LBMA members enjoy direct interface with international gold buyers and have capacity to sell the gold before it reaches the refinery thereby reducing impact of price fall risk.

“The company is also working on hedging to cover the whole cycle from buying to selling. The company is currently pursuing use of other hedging instruments such as options,” Fidelity said.

An option is a contract which gives the buyer (the owner) the right, but not the obligation, to buy or sell an underlying asset or instrument at a specified strike price on or before a specified date.

Fidelity discounts the ruling international market price by a percentage margin to cover its gold mobilisation, export and other operating costs.

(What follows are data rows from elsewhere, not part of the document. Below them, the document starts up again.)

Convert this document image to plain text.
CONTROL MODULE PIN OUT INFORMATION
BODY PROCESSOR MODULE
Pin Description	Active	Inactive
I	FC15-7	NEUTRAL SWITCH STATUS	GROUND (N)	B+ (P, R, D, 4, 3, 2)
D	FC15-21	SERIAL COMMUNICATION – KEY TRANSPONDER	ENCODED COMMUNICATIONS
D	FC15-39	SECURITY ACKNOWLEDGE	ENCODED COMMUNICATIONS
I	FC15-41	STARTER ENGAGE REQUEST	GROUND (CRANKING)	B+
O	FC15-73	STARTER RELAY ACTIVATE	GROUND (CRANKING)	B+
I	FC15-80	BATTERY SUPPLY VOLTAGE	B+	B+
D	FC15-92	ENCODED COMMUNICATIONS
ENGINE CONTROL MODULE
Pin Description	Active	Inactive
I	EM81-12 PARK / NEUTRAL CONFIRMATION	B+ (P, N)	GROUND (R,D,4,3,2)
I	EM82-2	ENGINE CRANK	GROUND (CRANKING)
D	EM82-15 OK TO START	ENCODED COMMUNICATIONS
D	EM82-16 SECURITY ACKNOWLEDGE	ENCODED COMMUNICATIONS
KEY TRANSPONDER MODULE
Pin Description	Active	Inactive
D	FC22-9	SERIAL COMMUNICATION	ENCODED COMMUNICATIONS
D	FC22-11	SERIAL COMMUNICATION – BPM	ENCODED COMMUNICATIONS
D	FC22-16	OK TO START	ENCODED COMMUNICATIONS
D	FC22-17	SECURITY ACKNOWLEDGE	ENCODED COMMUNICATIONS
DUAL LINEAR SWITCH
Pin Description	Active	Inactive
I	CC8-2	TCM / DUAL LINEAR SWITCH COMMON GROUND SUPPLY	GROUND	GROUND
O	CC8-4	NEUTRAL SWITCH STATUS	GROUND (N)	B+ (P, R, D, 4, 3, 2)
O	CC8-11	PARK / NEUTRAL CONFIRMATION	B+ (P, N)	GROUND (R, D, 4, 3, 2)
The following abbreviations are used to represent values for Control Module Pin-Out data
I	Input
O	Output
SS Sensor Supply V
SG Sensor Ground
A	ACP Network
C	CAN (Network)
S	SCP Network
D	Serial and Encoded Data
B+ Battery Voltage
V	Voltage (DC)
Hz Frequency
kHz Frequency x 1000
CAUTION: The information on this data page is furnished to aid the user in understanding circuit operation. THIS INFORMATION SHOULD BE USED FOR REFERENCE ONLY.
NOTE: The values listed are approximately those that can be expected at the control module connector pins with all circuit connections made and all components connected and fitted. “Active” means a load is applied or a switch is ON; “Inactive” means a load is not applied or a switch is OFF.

After direct gold mobilisation and export expenses FPR realises a margin of at most 1% on gold sales, before factoring effects of price movements.

There were times the gold price had fallen between buying and selling such that the company had exported at a loss.
Gold production has been on the increase from 4,1 tonnes in 2009 to 13,9 tonnes last year. This year’s output is expected to reach 15 tonnes.

In the medium term, gold was projected to be the mainstay of the economy. Under the $50 million accelerated gold production initiative, gold output was projected to hit the 30 tonnes mark by 2020 generating revenue of $1,5 billion.

As part of measures to boost output, Fidelity Printers and Refiners will also enter into an agreement with the Zimbabwe Mining Development Corporation for the establishment of a special purpose vehicle to exploit gold under Fidelity’s ZimGold.

The vehicle will focus on harnessing low hanging gold resources with particular emphasis on alluvial and prolific reef deposits supported by bulk open pit mining and on old underperforming assets as a preferred mining method to enhance gold deliveries.